Gracias a su recuento, me
acordé de mi propio viaje a Rusia, justo después de que cayó el Muro de Berlín
y ganó Yeltsin. Pero hay algo que me llama mucho la atención de las crónicas
del maestro Salvador: dice que los rusos andan tristes, que no se ríen, y que
eso marca una diferencia enorme respecto a los mexicanos, que aún en las más
duras circunstancias nos ponemos a bromear. En su foro hay quienes han
especulado que esa tristeza es inherente a su cultura o al estalinismo, y eso
me sorprende muchísimo.
Me explico: cuando yo fui, vi
todo lo contrario; una euforia desatada por las calles. Estallidos de risas y
algarabía, porque la gente sentía que “acababa de vencer al viejo régimen”
(¿les suena conocido, mexicanos?). Yeltsin era todo un héroe que se había
plantado frente a los tanques militares en la intentona golpista. La pobreza se
iba a acabar, porque el nuevo gobierno castigaría la vieja corrupción que había derrochado todos los recursos en gastos militares inútiles y
había matado de hambre a la gente.

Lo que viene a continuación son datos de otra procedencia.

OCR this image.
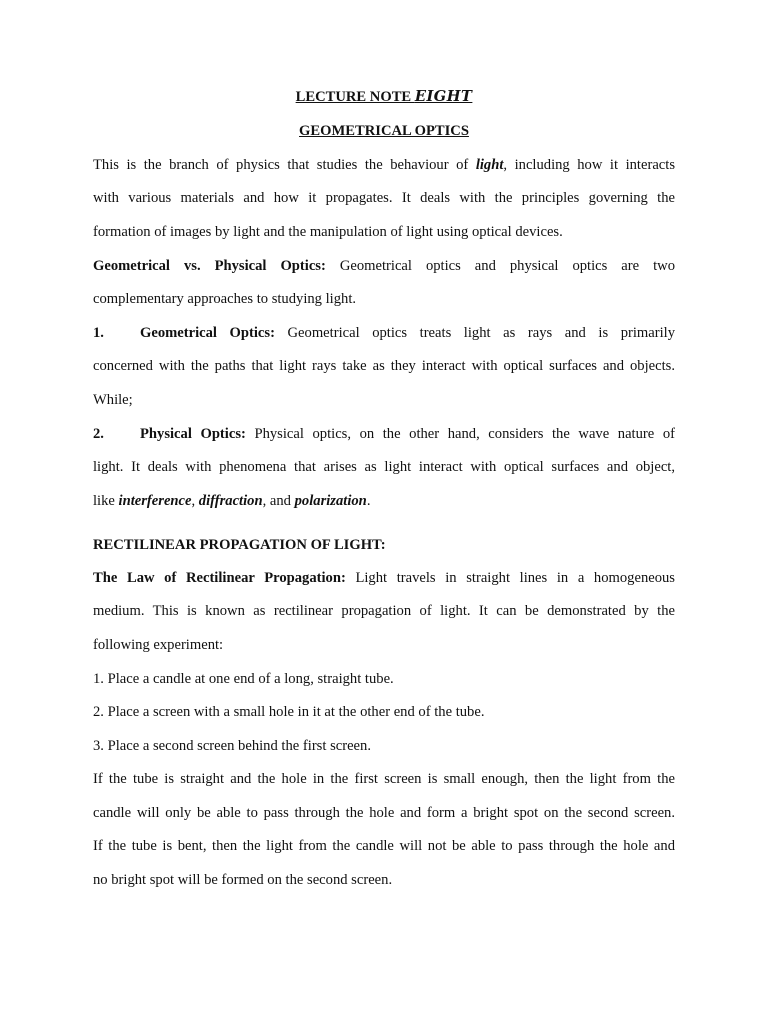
LECTURE NOTE EIGHT
GEOMETRICAL OPTICS
This is the branch of physics that studies the behaviour of light, including how it interacts
with various materials and how it propagates. It deals with the principles governing the
formation of images by light and the manipulation of light using optical devices.
Geometrical vs. Physical Optics: Geometrical optics and physical optics are two
complementary approaches to studying light.
1. Geometrical Optics: Geometrical optics treats light as rays and is primarily
concerned with the paths that light rays take as they interact with optical surfaces and objects.
While;
2. Physical Optics: Physical optics, on the other hand, considers the wave nature of
light. It deals with phenomena that arises as light interact with optical surfaces and object,
like interference, diffraction, and polarization.
RECTILINEAR PROPAGATION OF LIGHT:
The Law of Rectilinear Propagation: Light travels in straight lines in a homogeneous
medium. This is known as rectilinear propagation of light. It can be demonstrated by the
following experiment:
1. Place a candle at one end of a long, straight tube.
2. Place a screen with a small hole in it at the other end of the tube.
3. Place a second screen behind the first screen.
If the tube is straight and the hole in the first screen is small enough, then the light from the
candle will only be able to pass through the hole and form a bright spot on the second screen.
If the tube is bent, then the light from the candle will not be able to pass through the hole and
no bright spot will be formed on the second screen.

Por fin habría libertad de expresión en los medios y la gente dejaría de ser espiada.
La gente vivía un furor
místico. Los jóvenes andaban con walkmans
(precursores de smartphones en la era
digital), símbolo de liberación. Todo el tiempo sonaban cornetas de triunfo en
sus oídos porque al fin habían acabado con el régimen totalitario y venía un
cambio. A los mexicanos (que casi no había por las calles), nos abrazaban, pues
eran fanáticos de una telenovela estúpida de Televisa, Los ricos también lloran, protagonizada por Verónica Castro. No
entendían que en México las señoras de la limpieza no son de ojos verdes porque
allá hay muchas mujeres pobres de ojos claros. Todo esto lo conté en una
crónica para la sección cultura de El Financiero sobre cómo a las rusas
también las engañaba Televisa, aunque fuera por equivocación (y recibí muchas
críticas del entonces embrión de propagandista de AMLO, Jaime Avilés). Para
ellos, esa telenovela representaba “el cambio” a un nuevo sistema maravilloso,
que era el capitalismo.
La calle era una fiesta. Se
tumbaban estatuas. Cambiaron el himno. Cambiaron la bandera. Se bebía vodka y
se escupía con euforia al viejo régimen estalinista, así como hoy los mexicanos
celebran haber derrotado al viejo régimen salinista (no que sea lo mismo pero
sólo le falta una “e” y una “t”).
Pero ahora, en cambio, 27 años
después, según nos cuenta el maestro Salvador, no se ríen para nada. Tal vez,
en medio del festejo, no se fijaron a quiénes estaban instalando en el poder
del llamado nuevo régimen y a cuántos del viejo nada más estaban reciclando
dentro de un nuevo capitalismo. Tal vez debieron haber exigido una aduana de
revisión de equipaje político a los funcionarios de la dictadura anterior, en
medio de tantos aplausos para el viejito canoso Yeltsin. Pero no. Era demasiado
pedir. Ya habían detenido los tanques de guerra”. “No me arruines mi fiesta”,
decían. “Esto es por lo que soñé toda mi vida y todos mis antepasados”.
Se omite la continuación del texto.